Calibration Curve

Sometimes we need to characterize the behavior of a sensor for its measurements to be useful. This is especially true in the world of strain gages that output a millivolt signal proportional to the voltage input based on the amount of stress they are placed under. For our example, we are going to look at creating a calibration curve for a 2 mV/V-100 PSI pressure transmitter.

First, we will apply pressure and record the output millivolt readings. We will also monitor the excitation voltage throughout the process since knowing the millivolt per volt value relies on the voltage part of the equation. We will enter this data into an excel spreadsheet.

To calculate the mV/V readings we will concoct a small formula in excel to subtract the mV reading at zero PSI from the pressurized reading and divide it by the excitation voltage.
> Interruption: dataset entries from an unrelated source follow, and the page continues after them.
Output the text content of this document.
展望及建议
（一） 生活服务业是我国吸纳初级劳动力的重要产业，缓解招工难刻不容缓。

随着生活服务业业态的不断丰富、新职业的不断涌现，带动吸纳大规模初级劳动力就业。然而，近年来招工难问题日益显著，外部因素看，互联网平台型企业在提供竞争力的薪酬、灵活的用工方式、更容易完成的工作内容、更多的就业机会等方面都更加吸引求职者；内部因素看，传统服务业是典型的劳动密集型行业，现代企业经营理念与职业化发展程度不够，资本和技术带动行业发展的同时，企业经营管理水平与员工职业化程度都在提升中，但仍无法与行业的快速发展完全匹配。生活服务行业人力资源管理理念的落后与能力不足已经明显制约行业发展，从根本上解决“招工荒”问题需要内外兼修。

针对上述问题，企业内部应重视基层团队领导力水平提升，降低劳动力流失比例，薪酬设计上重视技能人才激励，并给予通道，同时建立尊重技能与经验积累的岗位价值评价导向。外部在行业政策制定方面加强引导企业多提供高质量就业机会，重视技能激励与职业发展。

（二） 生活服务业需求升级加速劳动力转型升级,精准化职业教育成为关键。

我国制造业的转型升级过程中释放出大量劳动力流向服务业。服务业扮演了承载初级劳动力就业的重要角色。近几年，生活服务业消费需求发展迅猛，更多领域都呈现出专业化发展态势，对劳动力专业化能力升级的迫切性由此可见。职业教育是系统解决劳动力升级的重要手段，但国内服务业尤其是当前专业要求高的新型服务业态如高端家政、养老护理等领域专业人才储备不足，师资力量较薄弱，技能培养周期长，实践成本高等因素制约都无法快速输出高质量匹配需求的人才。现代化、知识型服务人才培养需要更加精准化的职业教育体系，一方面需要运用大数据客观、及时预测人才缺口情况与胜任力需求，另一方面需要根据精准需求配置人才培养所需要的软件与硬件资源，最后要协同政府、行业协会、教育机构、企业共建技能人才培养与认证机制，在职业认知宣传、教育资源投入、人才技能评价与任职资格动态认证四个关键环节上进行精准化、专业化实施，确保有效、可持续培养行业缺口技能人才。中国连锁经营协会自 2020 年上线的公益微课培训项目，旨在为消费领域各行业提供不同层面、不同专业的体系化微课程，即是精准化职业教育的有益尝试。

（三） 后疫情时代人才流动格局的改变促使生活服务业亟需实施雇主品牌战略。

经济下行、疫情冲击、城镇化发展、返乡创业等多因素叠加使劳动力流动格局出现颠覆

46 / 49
This gives us our mV/V at each of the pressure test points.

The reported value for full-scale mV/V is simply the value we calculated for the full-scale pressure reading. To obtain the zero value divide the mV/V value by the excitation voltage.

Insert a line graph. The default trendline is “linear”. When we add the trend line to the graph, the “format trend line” dialog will appear to the right of the screen in excel. Near the bottom check the box that says “display equation on chart.” The formula will appear on the graph in the form of a y=mx+b format. Since we have the mV/V plotted on the “x” axis we can plug in our reading divided by the excitation voltage to calculate the pressure reading.

Most modern data acquisition systems allow us to plug these formulas in and use them to interpret data from sensors. By building calibration curves for inexpensive sensors, we can use them to make measurements that might have been reserved for more expensive scalable sensors in the past.